The worst part of the current credit crisis is the uncertainty: No one wants to buy up risky mortgage debt instruments, so no one knows how much the toxic debt is worth.
If a market developed for the stuff — even if it were priced at a sharp discount — companies and investors could at least quantify the damage to their balance sheets.
E*Trade’s (ETFC) deal with Citadel Investment Group this week is intriguing in this regard. It helps dispel bankruptcy rumors about E*Trade as Citadel injects $2.5 billion in capital into the online broker and banker. (I wrote about the deal on Thursday.)
But also, as part of the deal, Citadel will pay $800 million for E*Trade’s most toxic debt, with a face value of $3 billion. That’s almost 27 cents on the dollar.
So is 27 cents on the dollar the new price for this stuff?
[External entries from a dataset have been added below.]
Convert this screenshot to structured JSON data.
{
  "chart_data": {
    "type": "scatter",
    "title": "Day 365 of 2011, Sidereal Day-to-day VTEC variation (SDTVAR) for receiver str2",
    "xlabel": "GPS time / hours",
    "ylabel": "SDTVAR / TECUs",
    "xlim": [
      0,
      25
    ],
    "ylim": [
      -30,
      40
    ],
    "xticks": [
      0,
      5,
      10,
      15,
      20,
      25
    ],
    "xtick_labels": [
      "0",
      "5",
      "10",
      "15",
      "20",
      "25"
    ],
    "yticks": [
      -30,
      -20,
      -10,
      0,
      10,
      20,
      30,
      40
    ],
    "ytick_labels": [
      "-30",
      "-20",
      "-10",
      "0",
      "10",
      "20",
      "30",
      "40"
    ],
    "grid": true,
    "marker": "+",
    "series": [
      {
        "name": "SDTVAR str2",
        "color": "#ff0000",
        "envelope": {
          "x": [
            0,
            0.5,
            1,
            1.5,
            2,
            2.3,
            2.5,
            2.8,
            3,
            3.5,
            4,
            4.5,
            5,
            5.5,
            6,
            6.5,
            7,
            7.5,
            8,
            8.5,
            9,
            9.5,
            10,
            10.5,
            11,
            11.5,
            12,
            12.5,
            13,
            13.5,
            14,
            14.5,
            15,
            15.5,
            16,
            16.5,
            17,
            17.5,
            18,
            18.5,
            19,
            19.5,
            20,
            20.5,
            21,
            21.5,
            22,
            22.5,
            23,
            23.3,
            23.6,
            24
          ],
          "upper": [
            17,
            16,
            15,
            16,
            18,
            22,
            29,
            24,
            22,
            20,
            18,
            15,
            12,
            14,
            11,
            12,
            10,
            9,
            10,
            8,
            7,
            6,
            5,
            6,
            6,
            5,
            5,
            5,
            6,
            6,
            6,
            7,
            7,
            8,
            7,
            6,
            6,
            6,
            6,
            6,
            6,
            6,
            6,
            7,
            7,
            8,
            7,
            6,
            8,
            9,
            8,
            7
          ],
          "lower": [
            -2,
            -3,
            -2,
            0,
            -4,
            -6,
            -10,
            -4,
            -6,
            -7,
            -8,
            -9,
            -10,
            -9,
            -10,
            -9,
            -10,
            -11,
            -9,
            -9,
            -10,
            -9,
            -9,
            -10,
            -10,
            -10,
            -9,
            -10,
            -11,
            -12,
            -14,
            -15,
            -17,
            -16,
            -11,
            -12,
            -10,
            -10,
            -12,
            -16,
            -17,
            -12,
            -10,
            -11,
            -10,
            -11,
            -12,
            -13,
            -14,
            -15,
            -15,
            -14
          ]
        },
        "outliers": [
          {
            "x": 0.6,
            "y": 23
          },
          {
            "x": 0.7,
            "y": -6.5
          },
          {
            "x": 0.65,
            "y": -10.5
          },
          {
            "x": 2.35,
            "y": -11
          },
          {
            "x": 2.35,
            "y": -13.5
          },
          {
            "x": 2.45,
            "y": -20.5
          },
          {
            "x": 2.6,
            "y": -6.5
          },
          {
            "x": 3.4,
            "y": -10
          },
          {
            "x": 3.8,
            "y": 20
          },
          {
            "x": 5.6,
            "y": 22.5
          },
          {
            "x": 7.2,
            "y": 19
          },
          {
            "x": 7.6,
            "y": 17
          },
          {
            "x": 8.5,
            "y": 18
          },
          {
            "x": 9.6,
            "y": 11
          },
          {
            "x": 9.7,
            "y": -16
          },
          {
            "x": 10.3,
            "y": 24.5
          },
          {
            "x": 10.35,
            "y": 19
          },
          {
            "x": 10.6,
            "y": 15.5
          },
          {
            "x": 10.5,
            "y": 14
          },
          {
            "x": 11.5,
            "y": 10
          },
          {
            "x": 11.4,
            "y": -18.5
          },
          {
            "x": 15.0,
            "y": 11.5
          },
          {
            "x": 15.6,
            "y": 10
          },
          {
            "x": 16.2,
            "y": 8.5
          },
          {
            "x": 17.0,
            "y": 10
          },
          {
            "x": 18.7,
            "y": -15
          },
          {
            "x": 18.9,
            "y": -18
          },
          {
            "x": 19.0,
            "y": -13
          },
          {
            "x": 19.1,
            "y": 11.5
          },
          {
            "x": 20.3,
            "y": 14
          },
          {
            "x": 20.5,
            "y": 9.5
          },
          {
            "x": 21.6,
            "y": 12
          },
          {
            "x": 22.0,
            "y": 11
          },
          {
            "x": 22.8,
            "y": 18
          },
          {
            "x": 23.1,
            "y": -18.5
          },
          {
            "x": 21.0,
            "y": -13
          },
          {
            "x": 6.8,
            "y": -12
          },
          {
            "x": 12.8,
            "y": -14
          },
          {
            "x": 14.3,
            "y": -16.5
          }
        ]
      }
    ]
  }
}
Probably not, for two reasons: First, these debt instruments are extraordinarily complex, and each one is unique. So lessons from E*Trade’s basket of subprime-related exposure won’t necessarily be applicable to the messes on other firms’ balance sheets. Second, the Citadel deal wasn’t a pure transaction. It was part of a broader deal that also gave Citadel ownership of 20% of E*Trade shares and debt payments at a 12% initial interest rate.
However, Citadel’s example may inspire other investors and hedge funds to take a chance on risky debt, hoping for big returns if the mortgage markets stabilize.